There are multiple feelings expressed in Sylvia Plath's poem "Edge."
The first stanza of the poem states, very blatantly, that a women can only possess perfection through death.
The woman is perfected. Her deadWhile the second line of the stanza continues in the second stanza, it is certain that Plath made this a conscious divide. She is making a very straightforward statement: a dead woman is perfect. (Sorry, I am not sure why this jumped over in the text field.) A reader can see the main theme of the poem through the repetition of words which depict death: dead, bare, empty, stiffens, and odors. Plath simply feels as if death is the only option for her to feel free and accomplished. Therefore, the feelings expressed in the poem are ones which heavily conflict with each other: depression and happiness. What is meant by this is that, according to Plath, one cannot escape depression, and find happiness, until they are dead.
While I think we can assume that this poem does express its author's feelings about (and attitudes to) life, death and possibly betrayal, I would suggest a small caveat. When writers -even ones as 'confessional' and personal as Plath - write about death, suicide, despair and so on, they have a pen in their hand or a keyboard at their fingertips, not, say, a knife or a bottle of poison. Plath in particular creates highly theatrical pieces which may indeed reveal a lot about the writer, but which are nevertheless crafted and detached, and in many poems she seems to have enjoyed death imagery.
Perhaps this, in fact, is where we should begin: in 'Edge' Plath's feelings and attitudes seem to be very much concerned with images, a tableau, moreover one which is a little shocking. Only the title 'Edge' might suggest something of her actual feelings, since the poem itself is not concerned with someone on the edge of anything. Rather, we have a static image of death, an actual image: a statue or death-effigy. And an ancient statue - after a suggestion of Greek tragedy 'a Greek necessity' (suicide - see the myth of Medea, who killed her children) in line 4, this is confirmed when we read that the statue wears a toga. Nevertheless, at the same time we have 'her dead body', and an illusion of a Greek necessity - so corpse, or statue? (And whose illusion, the woman's or that suggested to onlookers?) The poem runs both ideas sumultaneously, and the two things share common properties: stillness, stiffness, lifelessness - except of course that a statue has never lived, only represented someone who has.
The statue's breasts are 'pitchers', another suggestion of stone, but 'now empty' suggests recent death, something that has lived and was once full. The babies are dead, too - but they are 'coiled serpents', and 'white' - again, we have corpses, and marble, and something else: 'serpents' suggest threat, but dead serpents are no threat at all. Another set of metaphorical images is introduced with 'petals' - roses and the garden, 'stiffened' in the night-time, the night flowers exuding odours; but these odours 'bleed', and we are back with the image of a corpse beginning to stiffen, decay and seep.
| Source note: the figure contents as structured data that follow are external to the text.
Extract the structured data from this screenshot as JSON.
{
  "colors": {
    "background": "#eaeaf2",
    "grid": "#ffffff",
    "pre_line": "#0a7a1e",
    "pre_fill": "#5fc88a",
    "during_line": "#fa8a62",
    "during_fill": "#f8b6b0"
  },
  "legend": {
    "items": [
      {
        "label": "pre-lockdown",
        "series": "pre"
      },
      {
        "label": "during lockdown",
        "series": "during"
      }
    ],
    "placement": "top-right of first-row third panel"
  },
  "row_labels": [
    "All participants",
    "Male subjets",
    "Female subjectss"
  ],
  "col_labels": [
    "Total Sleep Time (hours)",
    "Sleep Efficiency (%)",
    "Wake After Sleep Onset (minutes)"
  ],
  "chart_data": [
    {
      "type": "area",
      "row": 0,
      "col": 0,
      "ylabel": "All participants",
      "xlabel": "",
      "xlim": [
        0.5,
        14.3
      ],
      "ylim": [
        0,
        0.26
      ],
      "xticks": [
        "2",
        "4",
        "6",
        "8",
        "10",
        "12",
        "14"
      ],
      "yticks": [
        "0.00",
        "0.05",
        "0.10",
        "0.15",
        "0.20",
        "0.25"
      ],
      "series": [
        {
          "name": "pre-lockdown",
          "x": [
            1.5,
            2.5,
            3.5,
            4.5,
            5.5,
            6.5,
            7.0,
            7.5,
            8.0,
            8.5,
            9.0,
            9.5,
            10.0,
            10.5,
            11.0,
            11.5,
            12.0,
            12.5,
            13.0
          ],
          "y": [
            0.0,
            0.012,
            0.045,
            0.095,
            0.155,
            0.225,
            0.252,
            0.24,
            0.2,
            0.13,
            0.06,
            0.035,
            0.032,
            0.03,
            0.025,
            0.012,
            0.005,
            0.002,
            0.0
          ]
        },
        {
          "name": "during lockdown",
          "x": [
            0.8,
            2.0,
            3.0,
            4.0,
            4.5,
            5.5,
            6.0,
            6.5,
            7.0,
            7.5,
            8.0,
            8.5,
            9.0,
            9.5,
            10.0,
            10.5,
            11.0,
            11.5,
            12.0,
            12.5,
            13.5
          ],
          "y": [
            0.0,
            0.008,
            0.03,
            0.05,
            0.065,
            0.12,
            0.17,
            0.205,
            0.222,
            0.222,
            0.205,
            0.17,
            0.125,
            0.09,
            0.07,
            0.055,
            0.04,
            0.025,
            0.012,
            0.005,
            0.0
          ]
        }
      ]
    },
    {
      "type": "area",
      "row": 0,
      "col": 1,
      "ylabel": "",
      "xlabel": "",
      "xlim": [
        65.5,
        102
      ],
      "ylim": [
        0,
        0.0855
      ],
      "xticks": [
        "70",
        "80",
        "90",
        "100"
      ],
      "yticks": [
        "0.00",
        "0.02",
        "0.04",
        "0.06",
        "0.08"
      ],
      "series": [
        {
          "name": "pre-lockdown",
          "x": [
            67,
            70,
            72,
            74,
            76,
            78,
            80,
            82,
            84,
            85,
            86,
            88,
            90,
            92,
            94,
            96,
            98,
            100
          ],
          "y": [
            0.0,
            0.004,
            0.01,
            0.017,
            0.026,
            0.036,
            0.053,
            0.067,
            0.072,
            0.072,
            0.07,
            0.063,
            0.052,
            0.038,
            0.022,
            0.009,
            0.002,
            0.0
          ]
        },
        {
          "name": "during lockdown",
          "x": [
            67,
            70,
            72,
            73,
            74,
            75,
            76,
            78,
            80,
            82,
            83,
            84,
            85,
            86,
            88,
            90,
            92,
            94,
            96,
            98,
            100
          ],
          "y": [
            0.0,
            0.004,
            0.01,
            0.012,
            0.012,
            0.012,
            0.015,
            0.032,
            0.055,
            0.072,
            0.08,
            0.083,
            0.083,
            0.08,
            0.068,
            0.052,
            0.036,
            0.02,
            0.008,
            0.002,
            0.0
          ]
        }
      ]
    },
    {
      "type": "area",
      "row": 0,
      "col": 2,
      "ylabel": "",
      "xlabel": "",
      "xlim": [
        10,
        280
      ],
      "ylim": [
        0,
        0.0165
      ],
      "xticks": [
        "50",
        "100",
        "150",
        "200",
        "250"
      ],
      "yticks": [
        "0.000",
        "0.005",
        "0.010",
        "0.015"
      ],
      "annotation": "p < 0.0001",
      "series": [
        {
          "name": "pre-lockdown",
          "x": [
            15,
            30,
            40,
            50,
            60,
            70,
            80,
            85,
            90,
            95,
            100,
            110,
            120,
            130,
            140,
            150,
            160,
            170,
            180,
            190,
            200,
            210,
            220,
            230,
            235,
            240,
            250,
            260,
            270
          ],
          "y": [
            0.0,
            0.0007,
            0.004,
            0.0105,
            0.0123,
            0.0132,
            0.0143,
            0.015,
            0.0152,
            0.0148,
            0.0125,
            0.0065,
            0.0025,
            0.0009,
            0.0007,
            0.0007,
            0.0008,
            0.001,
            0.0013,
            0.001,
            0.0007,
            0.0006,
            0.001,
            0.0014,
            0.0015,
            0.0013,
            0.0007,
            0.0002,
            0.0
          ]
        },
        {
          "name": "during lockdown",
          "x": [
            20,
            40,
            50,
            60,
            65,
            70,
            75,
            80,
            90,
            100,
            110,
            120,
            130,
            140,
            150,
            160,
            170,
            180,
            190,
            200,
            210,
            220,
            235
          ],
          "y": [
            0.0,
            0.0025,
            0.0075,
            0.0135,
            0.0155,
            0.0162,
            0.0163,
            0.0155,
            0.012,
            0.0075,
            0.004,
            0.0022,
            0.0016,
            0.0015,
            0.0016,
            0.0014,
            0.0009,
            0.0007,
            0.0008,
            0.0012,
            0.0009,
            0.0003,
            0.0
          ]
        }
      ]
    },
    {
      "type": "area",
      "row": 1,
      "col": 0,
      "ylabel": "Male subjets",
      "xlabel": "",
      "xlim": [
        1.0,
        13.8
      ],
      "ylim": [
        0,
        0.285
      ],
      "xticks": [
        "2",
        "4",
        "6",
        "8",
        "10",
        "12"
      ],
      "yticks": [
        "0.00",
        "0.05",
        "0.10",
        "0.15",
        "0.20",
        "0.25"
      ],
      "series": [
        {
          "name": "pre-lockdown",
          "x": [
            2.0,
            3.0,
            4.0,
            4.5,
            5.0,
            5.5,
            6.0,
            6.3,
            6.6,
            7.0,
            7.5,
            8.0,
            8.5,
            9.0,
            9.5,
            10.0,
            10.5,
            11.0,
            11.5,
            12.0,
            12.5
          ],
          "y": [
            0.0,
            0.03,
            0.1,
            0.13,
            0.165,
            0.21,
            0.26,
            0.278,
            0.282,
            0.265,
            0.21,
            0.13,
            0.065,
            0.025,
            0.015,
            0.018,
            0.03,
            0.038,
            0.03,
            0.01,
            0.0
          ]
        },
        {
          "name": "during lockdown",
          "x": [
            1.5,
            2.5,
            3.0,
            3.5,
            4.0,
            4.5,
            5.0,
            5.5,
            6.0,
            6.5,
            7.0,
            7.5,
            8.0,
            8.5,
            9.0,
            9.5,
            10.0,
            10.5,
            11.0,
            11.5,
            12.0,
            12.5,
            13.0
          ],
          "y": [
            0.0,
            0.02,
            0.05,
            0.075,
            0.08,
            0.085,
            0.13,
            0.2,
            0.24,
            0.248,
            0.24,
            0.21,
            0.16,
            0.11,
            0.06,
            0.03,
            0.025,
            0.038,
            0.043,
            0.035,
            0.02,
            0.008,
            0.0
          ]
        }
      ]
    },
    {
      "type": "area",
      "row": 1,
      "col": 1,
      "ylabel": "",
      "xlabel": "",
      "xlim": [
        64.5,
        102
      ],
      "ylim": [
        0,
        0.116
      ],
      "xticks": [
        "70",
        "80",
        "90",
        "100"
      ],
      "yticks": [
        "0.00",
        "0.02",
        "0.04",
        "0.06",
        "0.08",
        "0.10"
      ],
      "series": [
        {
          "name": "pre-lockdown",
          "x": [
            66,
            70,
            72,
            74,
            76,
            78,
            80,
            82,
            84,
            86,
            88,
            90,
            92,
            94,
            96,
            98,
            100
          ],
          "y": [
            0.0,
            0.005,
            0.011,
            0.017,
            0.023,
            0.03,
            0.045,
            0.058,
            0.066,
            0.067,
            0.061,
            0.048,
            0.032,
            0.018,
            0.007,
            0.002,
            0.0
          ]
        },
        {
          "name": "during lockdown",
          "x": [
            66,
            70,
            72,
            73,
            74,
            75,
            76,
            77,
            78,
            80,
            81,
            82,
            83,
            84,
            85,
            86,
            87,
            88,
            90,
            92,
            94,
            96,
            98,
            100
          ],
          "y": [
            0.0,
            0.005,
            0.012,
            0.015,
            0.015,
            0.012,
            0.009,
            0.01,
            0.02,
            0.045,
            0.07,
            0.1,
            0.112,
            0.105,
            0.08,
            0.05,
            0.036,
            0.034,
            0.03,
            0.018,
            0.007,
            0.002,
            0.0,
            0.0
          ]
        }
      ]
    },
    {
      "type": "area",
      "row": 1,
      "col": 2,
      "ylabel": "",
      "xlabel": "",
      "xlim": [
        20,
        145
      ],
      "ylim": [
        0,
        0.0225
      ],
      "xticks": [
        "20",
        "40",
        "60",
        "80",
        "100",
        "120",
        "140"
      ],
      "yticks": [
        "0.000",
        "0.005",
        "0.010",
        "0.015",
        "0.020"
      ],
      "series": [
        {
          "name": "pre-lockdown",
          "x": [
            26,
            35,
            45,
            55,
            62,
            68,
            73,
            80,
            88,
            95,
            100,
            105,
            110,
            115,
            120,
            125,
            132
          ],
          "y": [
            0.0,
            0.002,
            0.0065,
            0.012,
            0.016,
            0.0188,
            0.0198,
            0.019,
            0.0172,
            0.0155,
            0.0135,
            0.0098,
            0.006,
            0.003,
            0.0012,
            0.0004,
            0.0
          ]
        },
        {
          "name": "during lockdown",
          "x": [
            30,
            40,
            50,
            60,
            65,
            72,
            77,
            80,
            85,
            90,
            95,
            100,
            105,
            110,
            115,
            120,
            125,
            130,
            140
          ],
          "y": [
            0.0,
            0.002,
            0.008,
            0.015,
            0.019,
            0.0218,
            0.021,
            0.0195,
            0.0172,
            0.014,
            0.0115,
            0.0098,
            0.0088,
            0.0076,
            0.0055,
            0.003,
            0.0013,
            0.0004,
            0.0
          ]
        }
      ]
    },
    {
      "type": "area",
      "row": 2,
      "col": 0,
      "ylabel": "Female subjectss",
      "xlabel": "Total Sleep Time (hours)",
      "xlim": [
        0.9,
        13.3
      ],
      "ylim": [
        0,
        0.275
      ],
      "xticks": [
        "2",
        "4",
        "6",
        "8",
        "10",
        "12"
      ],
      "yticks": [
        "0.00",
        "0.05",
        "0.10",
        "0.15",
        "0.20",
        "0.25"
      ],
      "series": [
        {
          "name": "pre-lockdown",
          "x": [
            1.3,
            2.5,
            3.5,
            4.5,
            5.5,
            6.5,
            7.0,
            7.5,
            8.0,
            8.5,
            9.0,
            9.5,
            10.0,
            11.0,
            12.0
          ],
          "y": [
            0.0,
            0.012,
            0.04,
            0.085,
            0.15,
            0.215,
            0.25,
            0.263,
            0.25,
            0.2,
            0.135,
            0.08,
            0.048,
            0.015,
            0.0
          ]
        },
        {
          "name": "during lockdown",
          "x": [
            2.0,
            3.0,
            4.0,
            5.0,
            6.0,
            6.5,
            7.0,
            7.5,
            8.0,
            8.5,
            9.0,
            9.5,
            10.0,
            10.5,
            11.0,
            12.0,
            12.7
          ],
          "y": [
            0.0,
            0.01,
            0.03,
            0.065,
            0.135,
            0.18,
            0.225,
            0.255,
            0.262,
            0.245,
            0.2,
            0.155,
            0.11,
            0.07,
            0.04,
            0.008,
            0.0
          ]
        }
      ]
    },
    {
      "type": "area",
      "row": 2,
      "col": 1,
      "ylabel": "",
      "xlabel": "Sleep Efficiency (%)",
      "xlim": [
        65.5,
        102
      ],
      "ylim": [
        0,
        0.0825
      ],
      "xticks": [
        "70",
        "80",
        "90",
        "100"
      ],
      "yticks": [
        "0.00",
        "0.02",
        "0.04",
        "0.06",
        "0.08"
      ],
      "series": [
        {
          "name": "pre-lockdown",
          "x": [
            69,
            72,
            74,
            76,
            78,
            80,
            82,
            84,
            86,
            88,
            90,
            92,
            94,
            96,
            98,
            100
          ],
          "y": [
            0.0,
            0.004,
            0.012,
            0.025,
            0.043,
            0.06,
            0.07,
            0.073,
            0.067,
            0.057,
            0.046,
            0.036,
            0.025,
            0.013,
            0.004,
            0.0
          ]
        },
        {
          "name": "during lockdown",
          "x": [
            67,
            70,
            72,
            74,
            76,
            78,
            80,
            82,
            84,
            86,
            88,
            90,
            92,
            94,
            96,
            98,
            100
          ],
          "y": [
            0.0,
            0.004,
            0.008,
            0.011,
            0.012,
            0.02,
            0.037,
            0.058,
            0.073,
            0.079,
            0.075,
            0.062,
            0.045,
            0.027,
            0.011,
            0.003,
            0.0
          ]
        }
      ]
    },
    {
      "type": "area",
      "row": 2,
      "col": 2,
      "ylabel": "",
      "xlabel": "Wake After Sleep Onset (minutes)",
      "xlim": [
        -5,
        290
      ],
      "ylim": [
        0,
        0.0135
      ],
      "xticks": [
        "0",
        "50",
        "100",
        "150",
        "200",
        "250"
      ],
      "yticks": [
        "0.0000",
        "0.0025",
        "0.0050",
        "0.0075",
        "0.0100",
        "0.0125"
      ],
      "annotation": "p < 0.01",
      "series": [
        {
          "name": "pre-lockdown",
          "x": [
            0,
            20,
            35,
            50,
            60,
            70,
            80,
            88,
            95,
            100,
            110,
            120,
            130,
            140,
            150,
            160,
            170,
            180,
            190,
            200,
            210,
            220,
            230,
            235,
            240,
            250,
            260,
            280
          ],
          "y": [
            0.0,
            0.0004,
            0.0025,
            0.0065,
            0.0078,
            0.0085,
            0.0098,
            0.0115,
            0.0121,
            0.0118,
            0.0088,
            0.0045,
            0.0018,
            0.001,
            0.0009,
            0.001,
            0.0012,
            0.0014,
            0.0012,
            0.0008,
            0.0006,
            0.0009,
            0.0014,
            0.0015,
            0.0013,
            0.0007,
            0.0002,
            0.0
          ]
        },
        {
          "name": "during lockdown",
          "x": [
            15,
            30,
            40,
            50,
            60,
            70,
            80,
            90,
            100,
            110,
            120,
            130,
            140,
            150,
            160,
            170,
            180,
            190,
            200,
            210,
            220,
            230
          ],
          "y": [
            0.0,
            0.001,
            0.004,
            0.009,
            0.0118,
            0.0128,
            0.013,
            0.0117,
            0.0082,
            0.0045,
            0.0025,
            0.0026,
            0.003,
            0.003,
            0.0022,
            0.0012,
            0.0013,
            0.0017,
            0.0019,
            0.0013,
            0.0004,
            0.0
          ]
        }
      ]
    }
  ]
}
With the moon, the focus of the poem changes, pulls back from the close-up, as does the language, from the highly-charged and poetic imagery of the garden, the roses, to a prosaic 'nothing to be sad about...she is used to this sort of thing', as if the moon is an onlooker, one that may represent the human witnesses the writer imagines regarding her own death. Consider the tiredness and resignation in 'this sort of thing' - after the grandeur, death is just another of those ordinary things. The moon suggests the universe on a far greater scale than the merely personal, in which one death among millions matters nothing, yet Plath personifies 'her', whose 'blacks crackle and drag', casting the moon as one of those figures at funerals who attend but do not mourn. Is this (if anything is) Plath's sense of betrayal - that (her) death is/would be insignificant?